Silicone (Silikon 1000 -- FDA-approved for correcting retinal detachment)

Medical-grade silicone injections have been slowly gaining in popularity because they finish off a wrinkle once and for all. Microdroplets deposited in the skin via multiple injections along a crease prompt the body to produce collagen to surround the foreign bodies, which lifts the area. But this method is permanent, meaning side effects (including red, inflamed nodules) and any mistakes (such as overplumping) are there for life.

Hyaluronic acid (Restylane, Hylaform, Captique)

Depending on the product, man-made gel versions of hyaluronic acid (HA), a sugar molecule, are derived from tiny pieces of rooster combs or bacteria grown in a lab. Once injected into lines, the material attracts up to 1,000 times its weight in water, thus filling the crevice. HA's cushiony softness makes it a favorite for cheeks and lips.

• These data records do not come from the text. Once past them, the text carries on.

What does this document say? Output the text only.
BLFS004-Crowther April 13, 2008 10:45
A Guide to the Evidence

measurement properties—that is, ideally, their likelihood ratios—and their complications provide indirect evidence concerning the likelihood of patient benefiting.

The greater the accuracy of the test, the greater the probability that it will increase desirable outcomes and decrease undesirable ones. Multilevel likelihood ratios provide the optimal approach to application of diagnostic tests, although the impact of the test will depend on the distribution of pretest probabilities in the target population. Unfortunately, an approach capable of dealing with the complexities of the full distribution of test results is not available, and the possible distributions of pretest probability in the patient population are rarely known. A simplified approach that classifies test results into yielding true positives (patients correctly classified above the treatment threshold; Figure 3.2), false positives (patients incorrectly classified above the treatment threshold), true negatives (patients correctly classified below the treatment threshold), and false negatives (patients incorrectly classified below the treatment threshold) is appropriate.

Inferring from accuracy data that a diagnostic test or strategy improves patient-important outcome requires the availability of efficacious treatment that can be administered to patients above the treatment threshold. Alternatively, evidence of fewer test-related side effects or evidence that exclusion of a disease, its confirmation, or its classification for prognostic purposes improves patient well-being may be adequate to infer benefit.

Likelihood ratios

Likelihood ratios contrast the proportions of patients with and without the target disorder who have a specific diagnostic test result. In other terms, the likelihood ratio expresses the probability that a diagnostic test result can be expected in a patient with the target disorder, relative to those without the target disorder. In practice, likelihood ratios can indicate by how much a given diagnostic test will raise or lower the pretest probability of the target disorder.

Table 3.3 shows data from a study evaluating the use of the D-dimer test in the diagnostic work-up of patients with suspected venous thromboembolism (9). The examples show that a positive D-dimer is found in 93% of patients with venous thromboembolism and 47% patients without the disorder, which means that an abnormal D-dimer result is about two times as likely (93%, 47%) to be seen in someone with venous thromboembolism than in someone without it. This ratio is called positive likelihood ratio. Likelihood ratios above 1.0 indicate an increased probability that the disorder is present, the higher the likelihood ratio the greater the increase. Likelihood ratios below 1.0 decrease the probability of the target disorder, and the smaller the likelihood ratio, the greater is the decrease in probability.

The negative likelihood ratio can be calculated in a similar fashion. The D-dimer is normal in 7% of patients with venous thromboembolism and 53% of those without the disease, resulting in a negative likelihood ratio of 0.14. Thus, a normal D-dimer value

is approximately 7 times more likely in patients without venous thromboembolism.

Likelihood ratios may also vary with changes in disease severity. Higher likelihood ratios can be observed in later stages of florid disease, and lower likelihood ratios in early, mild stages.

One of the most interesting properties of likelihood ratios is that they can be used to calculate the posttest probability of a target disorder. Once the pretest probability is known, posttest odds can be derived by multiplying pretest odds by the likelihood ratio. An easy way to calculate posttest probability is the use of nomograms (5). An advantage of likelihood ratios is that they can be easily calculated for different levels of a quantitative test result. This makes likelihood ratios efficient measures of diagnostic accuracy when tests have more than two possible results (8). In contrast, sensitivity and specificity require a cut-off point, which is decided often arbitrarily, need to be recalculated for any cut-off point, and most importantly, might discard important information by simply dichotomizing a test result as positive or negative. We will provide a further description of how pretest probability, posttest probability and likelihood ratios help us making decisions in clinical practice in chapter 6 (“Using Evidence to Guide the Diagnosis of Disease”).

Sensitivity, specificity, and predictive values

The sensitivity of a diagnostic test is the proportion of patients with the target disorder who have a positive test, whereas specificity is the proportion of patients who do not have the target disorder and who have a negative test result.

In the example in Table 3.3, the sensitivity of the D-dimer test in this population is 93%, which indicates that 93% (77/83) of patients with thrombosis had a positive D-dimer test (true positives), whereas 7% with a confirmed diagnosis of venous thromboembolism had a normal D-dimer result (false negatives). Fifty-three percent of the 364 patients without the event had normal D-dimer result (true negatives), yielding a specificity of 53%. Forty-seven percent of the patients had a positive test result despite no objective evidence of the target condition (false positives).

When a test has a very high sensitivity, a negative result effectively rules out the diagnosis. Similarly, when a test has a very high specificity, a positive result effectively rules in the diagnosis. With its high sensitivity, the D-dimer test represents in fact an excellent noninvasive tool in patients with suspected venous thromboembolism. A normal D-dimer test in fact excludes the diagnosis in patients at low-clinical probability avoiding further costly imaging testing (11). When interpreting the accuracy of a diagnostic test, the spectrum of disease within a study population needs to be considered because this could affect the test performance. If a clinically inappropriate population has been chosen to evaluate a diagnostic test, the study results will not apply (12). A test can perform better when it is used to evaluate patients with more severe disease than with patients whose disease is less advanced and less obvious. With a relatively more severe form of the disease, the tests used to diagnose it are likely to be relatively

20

The downside: The material has quite a sting, and swelling is obvious for a day or two. If injected too superficially -- a mistake that's most often made by inexperienced injectors -- HA can temporarily produce tiny beading and inflamed larger nodules. HA lasts about four to six months.

Poly-L-lactic acid (Sculptra -- FDA-approved to replace lost tissue in the faces of HIV-positive people)

For more than 20 years, poly-L-lactic acid was used in absorbable sutures, before doctors found that placing it deep within the skin revs up collagen production.

"You inject it once a month, and new collagen gradually creates added volume. About four sessions works amazingly well," says Dr. Leslie Baumann, a professor of dermatology at the University of Miami. Bonus: Sculptra is so thick, the plumping effect lasts up to two years. Side effects may include small bumps or inflammation within a year of treatment.

Calcium hydroxylapatite (Radiesse -- FDA-approved to treat vocal cord paralysis)

This version of the natural cementing material found in teeth and bone is suspended in a water-based gel. Clinical trials for wrinkle filling are under way, but some doctors are already using it for deep wrinkles, jowls and even botched nose jobs. It's so thick that the doctor must inject it deeply through a large needle, so there's more bruising than with other injectables, says Dr. Thomas Romo III, director of plastic reconstructive surgery at Lenox Hill Hospital in New York City. The plumping may persist for two years or more.